Brain Games, Training Programs Could Lower Alzheimer's Risk
The analysis of a 10-year study found that a digital brain-training program could lower the risk of dementia among healthy individuals by 48 percent. Findings could lead to new preventive measures.
Neuroscientists and cognitive psychologists currently reject evidence that digital or computerized training programs can affect cognitive function. These also include the so-called "brain games."
According to Dr. John King, the National Institute of Aging's social research expert, the recent analysis of the study, which is called Active, could be very promising when they pass peer review and when they are published in a scientific journal.
King is part of the original clinical trial where the latest analysis is based. The study analyzed 2,832 healthy, senior adults and studied how they responded to computerized brain training programs.
Divided into three groups, one group was assigned to take memory improvement exercises; the second group underwent drills for reasoning; and the third group took computer-based training for their speed of processing.
The speed training focused on visual perception. In this exercise, the participants were asked to quickly identify the objects flashed on the screen. Every time the participants get a correct answer, the computer program increases in its level of difficulty.
All the participants underwent trainings for over five weeks. They completed a total of 10 sessions which lasted an hour each in a classroom setting. After one year, some of the participants took four "booster" trainings. After two years, these same participants received four more additional trainings.
The researchers then evaluated the functional and cognitive changes immediately after the original trainings. Further measurements followed on the first, second, third and fifth anniversary after the original sessions. Ten years after the very first trainings, the researchers measured the changes again to see if the sessions have an effect on the participants' daily task performance.
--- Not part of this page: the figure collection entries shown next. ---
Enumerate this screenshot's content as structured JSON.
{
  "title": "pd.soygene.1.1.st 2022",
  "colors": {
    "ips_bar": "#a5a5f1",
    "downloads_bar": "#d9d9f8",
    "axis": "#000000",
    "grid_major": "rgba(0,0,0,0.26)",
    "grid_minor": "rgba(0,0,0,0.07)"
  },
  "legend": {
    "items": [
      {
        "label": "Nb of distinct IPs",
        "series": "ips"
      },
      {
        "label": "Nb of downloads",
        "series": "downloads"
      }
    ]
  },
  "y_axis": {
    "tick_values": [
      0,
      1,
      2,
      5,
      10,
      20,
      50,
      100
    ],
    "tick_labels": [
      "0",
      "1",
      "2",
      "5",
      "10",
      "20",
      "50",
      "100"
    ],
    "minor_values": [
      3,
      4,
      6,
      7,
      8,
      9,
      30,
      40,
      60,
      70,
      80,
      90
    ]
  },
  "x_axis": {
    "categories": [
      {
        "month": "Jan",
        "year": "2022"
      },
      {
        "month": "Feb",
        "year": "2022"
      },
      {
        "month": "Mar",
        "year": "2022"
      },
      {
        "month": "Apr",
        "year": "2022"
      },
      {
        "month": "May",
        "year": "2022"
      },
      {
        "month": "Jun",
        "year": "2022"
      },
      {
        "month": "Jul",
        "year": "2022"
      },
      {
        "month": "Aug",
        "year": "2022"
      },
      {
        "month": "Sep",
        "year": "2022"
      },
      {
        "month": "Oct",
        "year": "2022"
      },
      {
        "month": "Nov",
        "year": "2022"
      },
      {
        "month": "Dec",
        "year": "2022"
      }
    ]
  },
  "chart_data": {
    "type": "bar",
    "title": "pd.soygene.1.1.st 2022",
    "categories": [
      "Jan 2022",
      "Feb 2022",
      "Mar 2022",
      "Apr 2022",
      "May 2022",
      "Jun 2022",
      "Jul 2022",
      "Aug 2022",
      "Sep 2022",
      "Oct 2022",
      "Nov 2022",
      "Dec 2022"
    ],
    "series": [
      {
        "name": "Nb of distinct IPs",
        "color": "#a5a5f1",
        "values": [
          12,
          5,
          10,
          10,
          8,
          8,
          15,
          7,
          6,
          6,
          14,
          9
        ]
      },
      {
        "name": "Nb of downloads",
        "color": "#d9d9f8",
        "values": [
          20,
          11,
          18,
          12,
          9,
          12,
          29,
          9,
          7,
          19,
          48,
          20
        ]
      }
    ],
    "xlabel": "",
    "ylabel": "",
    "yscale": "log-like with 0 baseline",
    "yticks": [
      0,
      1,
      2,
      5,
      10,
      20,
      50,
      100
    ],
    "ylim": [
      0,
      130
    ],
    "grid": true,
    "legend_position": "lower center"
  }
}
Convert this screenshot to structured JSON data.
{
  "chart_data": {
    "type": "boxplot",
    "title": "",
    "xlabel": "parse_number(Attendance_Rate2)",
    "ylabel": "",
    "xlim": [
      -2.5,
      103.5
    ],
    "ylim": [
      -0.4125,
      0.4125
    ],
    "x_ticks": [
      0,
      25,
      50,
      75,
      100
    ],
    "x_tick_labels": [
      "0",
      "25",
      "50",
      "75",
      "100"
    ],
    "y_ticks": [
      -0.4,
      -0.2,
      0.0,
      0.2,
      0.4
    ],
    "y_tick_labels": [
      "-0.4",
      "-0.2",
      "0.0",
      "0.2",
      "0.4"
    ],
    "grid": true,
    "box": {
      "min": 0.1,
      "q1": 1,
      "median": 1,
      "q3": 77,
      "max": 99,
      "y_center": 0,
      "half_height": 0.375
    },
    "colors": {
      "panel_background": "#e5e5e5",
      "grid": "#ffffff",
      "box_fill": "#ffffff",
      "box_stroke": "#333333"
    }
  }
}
The findings of the Advanced Cognitive Training for Independent and Vital Elderly (ACTIVE) study were published in 2014 wherein the researchers found "modest" benefits stemming from the sessions among the participants who took reasoning and speed trainings. However, the same benefits were not found in the group who took the memory trainings.
Dr. Jerri Edwards from the University of South Florida conducted the new analysis and found that the speed training group showed a 33 percent reduced dementia risk when compared with the control group. Edwards' analysis did not find the same benefit among the reasoning and memory groups.
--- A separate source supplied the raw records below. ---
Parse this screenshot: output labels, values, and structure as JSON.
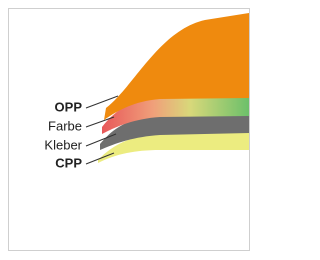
{
  "layers": [
    {
      "label": "OPP"
    },
    {
      "label": "Farbe"
    },
    {
      "label": "Kleber"
    },
    {
      "label": "CPP"
    }
  ]
}
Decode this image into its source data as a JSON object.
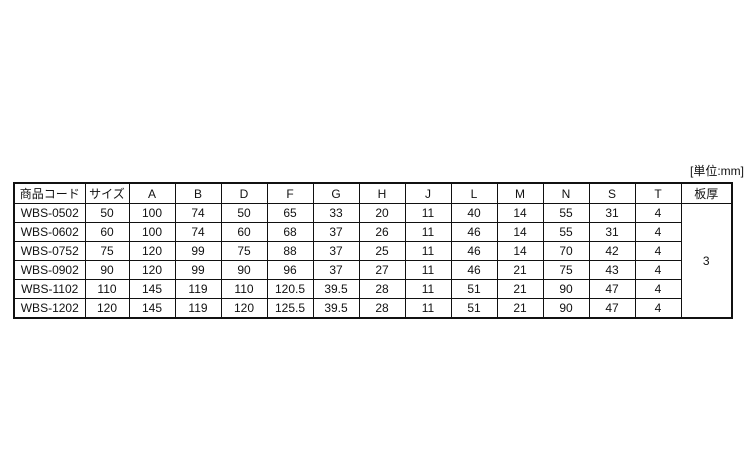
{
  "unit_label": "[単位:mm]",
  "table": {
    "headers": {
      "code": "商品コード",
      "size": "サイズ",
      "a": "A",
      "b": "B",
      "d": "D",
      "f": "F",
      "g": "G",
      "h": "H",
      "j": "J",
      "l": "L",
      "m": "M",
      "n": "N",
      "s": "S",
      "t": "T",
      "plate": "板厚"
    },
    "rows": [
      {
        "cells": [
          "WBS-0502",
          "50",
          "100",
          "74",
          "50",
          "65",
          "33",
          "20",
          "11",
          "40",
          "14",
          "55",
          "31",
          "4"
        ]
      },
      {
        "cells": [
          "WBS-0602",
          "60",
          "100",
          "74",
          "60",
          "68",
          "37",
          "26",
          "11",
          "46",
          "14",
          "55",
          "31",
          "4"
        ]
      },
      {
        "cells": [
          "WBS-0752",
          "75",
          "120",
          "99",
          "75",
          "88",
          "37",
          "25",
          "11",
          "46",
          "14",
          "70",
          "42",
          "4"
        ]
      },
      {
        "cells": [
          "WBS-0902",
          "90",
          "120",
          "99",
          "90",
          "96",
          "37",
          "27",
          "11",
          "46",
          "21",
          "75",
          "43",
          "4"
        ]
      },
      {
        "cells": [
          "WBS-1102",
          "110",
          "145",
          "119",
          "110",
          "120.5",
          "39.5",
          "28",
          "11",
          "51",
          "21",
          "90",
          "47",
          "4"
        ]
      },
      {
        "cells": [
          "WBS-1202",
          "120",
          "145",
          "119",
          "120",
          "125.5",
          "39.5",
          "28",
          "11",
          "51",
          "21",
          "90",
          "47",
          "4"
        ]
      }
    ],
    "plate_thickness": "3"
  }
}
The new analysis also found that the participants who had 11 or more sessions in speed training had 48 percent reduced dementia risk in the span of the 10-year study.
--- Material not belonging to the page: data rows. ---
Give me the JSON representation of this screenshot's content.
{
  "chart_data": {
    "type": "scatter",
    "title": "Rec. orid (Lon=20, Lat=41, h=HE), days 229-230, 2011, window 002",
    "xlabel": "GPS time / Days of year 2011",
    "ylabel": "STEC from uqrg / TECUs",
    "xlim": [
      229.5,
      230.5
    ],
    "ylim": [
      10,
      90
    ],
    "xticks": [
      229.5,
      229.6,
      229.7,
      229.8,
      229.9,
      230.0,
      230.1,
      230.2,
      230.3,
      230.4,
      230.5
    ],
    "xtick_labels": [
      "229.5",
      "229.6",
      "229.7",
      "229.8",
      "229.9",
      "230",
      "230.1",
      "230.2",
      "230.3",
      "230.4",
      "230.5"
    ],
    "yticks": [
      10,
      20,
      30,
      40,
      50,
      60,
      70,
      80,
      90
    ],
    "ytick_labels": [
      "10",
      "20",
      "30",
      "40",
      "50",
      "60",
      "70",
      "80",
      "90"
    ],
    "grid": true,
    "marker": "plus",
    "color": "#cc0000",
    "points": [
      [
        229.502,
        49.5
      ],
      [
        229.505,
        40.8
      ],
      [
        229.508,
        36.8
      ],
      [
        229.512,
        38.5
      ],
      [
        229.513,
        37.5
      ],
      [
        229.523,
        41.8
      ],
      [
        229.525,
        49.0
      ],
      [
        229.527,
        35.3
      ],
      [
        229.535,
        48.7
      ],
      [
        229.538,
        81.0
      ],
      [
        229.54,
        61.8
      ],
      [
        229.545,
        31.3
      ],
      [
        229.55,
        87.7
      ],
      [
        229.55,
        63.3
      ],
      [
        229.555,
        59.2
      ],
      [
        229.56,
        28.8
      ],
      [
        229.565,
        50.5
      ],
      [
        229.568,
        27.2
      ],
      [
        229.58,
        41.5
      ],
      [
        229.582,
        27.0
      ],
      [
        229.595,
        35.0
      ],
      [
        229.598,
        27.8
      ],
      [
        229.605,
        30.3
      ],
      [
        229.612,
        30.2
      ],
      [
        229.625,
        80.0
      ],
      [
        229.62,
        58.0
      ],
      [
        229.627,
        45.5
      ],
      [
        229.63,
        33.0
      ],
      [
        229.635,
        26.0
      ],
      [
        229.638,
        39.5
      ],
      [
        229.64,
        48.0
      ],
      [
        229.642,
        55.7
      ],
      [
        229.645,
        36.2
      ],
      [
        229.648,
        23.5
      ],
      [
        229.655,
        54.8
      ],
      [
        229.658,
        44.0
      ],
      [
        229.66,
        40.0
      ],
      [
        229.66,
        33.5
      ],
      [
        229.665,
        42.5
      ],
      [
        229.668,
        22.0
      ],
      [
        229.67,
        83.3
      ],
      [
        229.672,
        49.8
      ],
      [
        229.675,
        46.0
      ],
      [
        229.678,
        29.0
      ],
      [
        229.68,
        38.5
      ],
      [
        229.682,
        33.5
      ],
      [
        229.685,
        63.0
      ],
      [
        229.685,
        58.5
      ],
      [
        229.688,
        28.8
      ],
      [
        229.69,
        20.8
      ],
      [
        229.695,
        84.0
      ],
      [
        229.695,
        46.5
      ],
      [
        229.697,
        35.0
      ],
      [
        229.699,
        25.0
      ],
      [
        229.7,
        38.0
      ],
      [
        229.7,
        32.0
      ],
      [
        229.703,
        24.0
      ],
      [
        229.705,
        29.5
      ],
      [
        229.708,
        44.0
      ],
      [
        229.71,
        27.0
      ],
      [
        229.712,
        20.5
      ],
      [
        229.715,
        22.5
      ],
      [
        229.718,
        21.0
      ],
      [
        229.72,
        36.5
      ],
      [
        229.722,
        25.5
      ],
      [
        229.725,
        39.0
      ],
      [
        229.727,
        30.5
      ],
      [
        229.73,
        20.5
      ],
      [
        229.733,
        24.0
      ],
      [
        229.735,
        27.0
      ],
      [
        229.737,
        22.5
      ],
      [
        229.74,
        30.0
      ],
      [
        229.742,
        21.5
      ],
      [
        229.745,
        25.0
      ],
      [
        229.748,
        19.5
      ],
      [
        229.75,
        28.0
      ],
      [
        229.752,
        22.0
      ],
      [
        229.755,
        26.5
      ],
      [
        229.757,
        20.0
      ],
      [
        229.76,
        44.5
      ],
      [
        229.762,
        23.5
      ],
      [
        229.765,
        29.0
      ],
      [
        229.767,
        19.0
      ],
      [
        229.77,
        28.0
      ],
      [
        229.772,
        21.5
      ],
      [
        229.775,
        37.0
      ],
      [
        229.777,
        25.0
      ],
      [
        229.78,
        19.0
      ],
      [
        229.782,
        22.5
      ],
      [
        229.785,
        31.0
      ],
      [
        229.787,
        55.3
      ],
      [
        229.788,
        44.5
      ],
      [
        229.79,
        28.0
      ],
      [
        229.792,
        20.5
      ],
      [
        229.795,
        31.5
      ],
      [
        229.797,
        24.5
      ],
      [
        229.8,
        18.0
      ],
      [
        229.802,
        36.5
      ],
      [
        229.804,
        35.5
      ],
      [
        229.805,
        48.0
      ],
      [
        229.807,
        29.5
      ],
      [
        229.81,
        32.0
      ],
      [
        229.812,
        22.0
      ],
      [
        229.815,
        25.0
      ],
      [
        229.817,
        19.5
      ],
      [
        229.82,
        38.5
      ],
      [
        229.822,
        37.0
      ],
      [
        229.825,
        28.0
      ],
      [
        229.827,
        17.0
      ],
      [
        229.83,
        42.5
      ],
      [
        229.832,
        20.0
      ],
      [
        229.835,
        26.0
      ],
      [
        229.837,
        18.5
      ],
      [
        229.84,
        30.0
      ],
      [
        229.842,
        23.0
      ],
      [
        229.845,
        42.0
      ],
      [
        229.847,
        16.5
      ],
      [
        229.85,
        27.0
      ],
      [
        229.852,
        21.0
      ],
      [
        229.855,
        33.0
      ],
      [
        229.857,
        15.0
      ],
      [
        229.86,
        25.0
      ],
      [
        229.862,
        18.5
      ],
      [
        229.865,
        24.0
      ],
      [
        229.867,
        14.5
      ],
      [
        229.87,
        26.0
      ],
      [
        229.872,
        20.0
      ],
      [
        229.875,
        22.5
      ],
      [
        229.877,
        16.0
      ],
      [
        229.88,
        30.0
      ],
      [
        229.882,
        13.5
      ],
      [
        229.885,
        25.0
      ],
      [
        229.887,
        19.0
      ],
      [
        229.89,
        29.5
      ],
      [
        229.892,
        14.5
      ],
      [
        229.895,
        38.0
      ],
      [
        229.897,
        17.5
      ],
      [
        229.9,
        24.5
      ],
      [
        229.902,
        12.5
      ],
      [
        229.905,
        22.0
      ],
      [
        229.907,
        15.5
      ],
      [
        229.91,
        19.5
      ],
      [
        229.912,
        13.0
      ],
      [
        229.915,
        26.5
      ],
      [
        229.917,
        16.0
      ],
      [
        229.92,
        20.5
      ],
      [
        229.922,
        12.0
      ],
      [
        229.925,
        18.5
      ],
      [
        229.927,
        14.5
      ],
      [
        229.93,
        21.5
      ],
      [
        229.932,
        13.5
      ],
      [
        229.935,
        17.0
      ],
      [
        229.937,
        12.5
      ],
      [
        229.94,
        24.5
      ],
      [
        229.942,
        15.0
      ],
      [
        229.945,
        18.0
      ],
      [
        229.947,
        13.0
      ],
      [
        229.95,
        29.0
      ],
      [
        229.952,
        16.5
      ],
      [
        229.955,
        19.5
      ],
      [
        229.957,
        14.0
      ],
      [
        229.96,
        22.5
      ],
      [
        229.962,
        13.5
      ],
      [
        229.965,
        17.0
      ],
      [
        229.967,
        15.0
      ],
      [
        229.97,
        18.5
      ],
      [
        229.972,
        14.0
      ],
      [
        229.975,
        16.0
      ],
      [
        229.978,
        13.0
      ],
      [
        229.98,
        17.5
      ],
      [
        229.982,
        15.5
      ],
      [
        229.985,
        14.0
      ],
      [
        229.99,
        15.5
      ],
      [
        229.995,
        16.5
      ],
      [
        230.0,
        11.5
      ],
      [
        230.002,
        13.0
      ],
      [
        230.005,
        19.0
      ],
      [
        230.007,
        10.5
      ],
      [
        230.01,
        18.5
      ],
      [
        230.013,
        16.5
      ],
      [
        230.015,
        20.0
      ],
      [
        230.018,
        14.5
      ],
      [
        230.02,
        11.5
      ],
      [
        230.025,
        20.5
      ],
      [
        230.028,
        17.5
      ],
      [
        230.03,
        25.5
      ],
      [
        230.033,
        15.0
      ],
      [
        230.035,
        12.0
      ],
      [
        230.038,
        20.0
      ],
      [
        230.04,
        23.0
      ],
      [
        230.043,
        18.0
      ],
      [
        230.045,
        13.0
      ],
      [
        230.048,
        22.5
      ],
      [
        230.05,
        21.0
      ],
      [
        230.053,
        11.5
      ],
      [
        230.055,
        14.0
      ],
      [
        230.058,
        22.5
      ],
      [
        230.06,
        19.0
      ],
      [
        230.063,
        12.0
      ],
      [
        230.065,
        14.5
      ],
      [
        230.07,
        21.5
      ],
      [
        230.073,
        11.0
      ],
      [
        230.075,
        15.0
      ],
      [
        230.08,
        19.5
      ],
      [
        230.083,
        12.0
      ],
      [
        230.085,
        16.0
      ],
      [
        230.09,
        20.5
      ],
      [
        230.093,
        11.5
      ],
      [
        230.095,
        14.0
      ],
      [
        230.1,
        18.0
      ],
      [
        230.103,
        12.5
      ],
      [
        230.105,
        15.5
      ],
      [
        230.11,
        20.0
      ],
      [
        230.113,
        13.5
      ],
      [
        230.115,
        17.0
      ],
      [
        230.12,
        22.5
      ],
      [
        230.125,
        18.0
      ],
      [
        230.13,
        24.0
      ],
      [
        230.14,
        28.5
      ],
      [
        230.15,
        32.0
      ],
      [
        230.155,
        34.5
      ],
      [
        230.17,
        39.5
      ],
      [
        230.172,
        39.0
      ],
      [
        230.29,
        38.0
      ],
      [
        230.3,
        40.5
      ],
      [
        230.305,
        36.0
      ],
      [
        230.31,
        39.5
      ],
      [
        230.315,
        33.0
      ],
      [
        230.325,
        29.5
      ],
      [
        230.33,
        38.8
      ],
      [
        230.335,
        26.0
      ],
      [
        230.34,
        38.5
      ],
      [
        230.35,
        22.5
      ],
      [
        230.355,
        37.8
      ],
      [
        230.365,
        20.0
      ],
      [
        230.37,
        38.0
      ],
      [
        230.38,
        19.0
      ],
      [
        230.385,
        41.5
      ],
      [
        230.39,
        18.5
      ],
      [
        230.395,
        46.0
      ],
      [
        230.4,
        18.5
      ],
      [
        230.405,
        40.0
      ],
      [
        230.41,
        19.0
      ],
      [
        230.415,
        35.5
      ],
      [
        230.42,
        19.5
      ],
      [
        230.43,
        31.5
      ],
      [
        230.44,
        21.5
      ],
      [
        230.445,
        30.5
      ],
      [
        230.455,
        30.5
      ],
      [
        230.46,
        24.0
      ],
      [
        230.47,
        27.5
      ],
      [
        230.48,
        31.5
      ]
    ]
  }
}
"[This is] the first time a cognitive training intervention has been shown to protect against cognitive impairment or dementia in a large, randomized, controlled trial," said Edwards.
The preliminary findings were presented during the Alzheimer's Association International Conference that is being held in Toronto, Canada from July 22 to 28. The analysis finds that any preventive initiative type can help ward off the development of the neurodegenerative disease among healthy individuals.
The National Institutes of Health (NIH) funded the 10-year study. The National Institute of Aging is part of the NIH.